Простодушно изобличив, таким образом, свои отношения к коврам, она поднялась наверх, преследуемая звонками. На сигнальной доске выпали три номера и меж ними номер 137; осмотрев цифры, Бетси ощутила легкую, полную любопытства жуть, навеянную кухонной болтовней. Два жильца потребовали счет и извозчика; голос 137-го номера, осведомившись сквозь портьеру, который час, сообщил, что еще не одет, попросил кофе и рюмку ликера; затем Айшер зевнул.

«Ты, что ли, жаловался? – подумала Бетси, припоминая, как вчера убирала номер несколько второпях. – Фальшивая душа, если обращаешься, словно ни в чем не бывало; хорошо, я покажу тебе, как умею отвечать с достоинством».

Воспоминание о еще некоторых грешках внушило ее подозрению стальную уверенность.

«Все-таки он красив и кроток, как ангел; на первый раз, может быть, надо его простить».

И она, тоном насильственного оживления, в котором, по ее мнению, проглядывал скорбный упрек, ответила, что на часах половина восьмого, что каждый одевается, когда хочет, а кофе она принесет немедленно.

– Прекрасно, – сказал Айшер, – вы, Бетси, не прислуга, а клад. Я очень доволен вами.

Бетси вознамерилась было сказать Айшеру о выговоре управляющего и спросить, не Айшер ли накликал на нее эту беду, но в последних его словах почудилось ей легкое издевательство. Она высунула язык и, довольная тем, что акт мщения скрыт портьерой, кисло произнесла:

– Я ужасно рада, господин Айшер, если имею удовольствие вам угодить, – и вышла, твердо решив впредь держать сердце назаперти.

Она сошла вниз, где у плиты повар в белом колпаке уже колдовал среди облаков пара. Взяв поднос с кофе, Бетси завернула к буфетчику, капнувшему ей в крошечную, как полевой колокольчик, рюмочку огненного жидкого бархата, и понеслась к управляющему.
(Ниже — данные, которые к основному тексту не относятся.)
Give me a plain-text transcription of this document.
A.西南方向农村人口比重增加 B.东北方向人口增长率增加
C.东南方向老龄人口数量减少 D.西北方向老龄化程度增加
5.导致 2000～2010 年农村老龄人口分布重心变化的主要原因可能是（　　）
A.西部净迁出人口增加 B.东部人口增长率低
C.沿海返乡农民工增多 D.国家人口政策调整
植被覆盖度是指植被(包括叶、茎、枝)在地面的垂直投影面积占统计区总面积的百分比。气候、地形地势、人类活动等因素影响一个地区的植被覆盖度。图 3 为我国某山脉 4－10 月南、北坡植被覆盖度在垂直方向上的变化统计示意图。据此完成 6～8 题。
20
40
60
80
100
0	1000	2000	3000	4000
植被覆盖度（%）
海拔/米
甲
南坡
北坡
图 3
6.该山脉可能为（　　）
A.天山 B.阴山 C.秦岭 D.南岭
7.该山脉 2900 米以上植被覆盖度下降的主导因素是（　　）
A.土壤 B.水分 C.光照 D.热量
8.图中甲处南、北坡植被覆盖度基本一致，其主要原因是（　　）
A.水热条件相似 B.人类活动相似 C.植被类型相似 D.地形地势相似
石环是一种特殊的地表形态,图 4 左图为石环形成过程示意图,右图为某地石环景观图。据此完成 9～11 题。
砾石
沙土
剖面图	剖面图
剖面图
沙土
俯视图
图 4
Она решила наказать его оглушительными ударами в дверь, но, к ее удивлению, управляющий открыл тотчас, едва она стукнула.

– А! – сказал он, окидывая беглым взглядом прибор. – Что это за кислая физиономия? Дайте сюда. Я рассмотрю посуду в свете окна. Подождите. – Он удалился, двигая над кофейником пальцами, словно соля хлеб, и через минуту вышел с улыбкой, передавая поднос горничной. – Ну так помните: опрятность и чистота – лучшее украшение женщины.

Излишне говорить, что сервиз, всегда чистый, сверкал теперь ослепительно. Бетси, проворчав: «Наставляйте свою жену», – ушла и отнесла кофе в 137-й номер.

Друд, потягиваясь, прихлебывал из белой с золотом чашки. За раздвинутыми занавесями в обольстительной чистоте и свежести раннего утра сверкал перед ним яркий балкон.

«Кажется, довольно быть здесь. Уже что-то заставляет прислушиваться к этим стенам».

Но легкая пыль, поднятая тайной работой, не задела его дыхания, и размышление сосредоточилось на сенсации. Хотя городские газеты обошли дело полным молчанием, он еще не знал этого. Его внутреннее зрение посетило все углы мира. Он видел, как несутся по телеграфным проволокам, в почтовых пакетах, на красных языках и в серых мозгах пучеглазые, вертлявые вести, пища от нетерпения сбыть себя как можно скорее другой проволоке, другому уму, пакету и языку, и как, людоеду подобно, жадно глотает их Легенда, окутанная дырявым плащом Путаницы, родной сестры всякой истории.

Гром грянул в обстановке и при условиях, какие неизбежно явятся началом отрицания. Места, подобные цирку, не слишком авторитетны; любое впечатление платного зрелища во времени и на расстоянии рассматривается как искусственное; улыбка и шутка – вечный его удел. Есть и будут существовать явления, призрачные без повседневности; о них выслушают и поговорят, но если они не повторятся – веры им не более, как честному слову, однажды уже нарушенному. Событие в цирке, исказив окраску и форму, умрет смутным эхом, растерзанное всевозможными толками на свои составные части, из коих самая главная – человек без крыльев под небом – станет басней минуты, пожертвованной досужему разговору о запредельных натуре человеческой чудесах. И, может быть, лишь какой-нибудь отсталый любитель снов, облаков и птиц задумается над страницей развязного журнала с трепетом легкой грезы, закроет книгу и рассеянно посмотрит вокруг.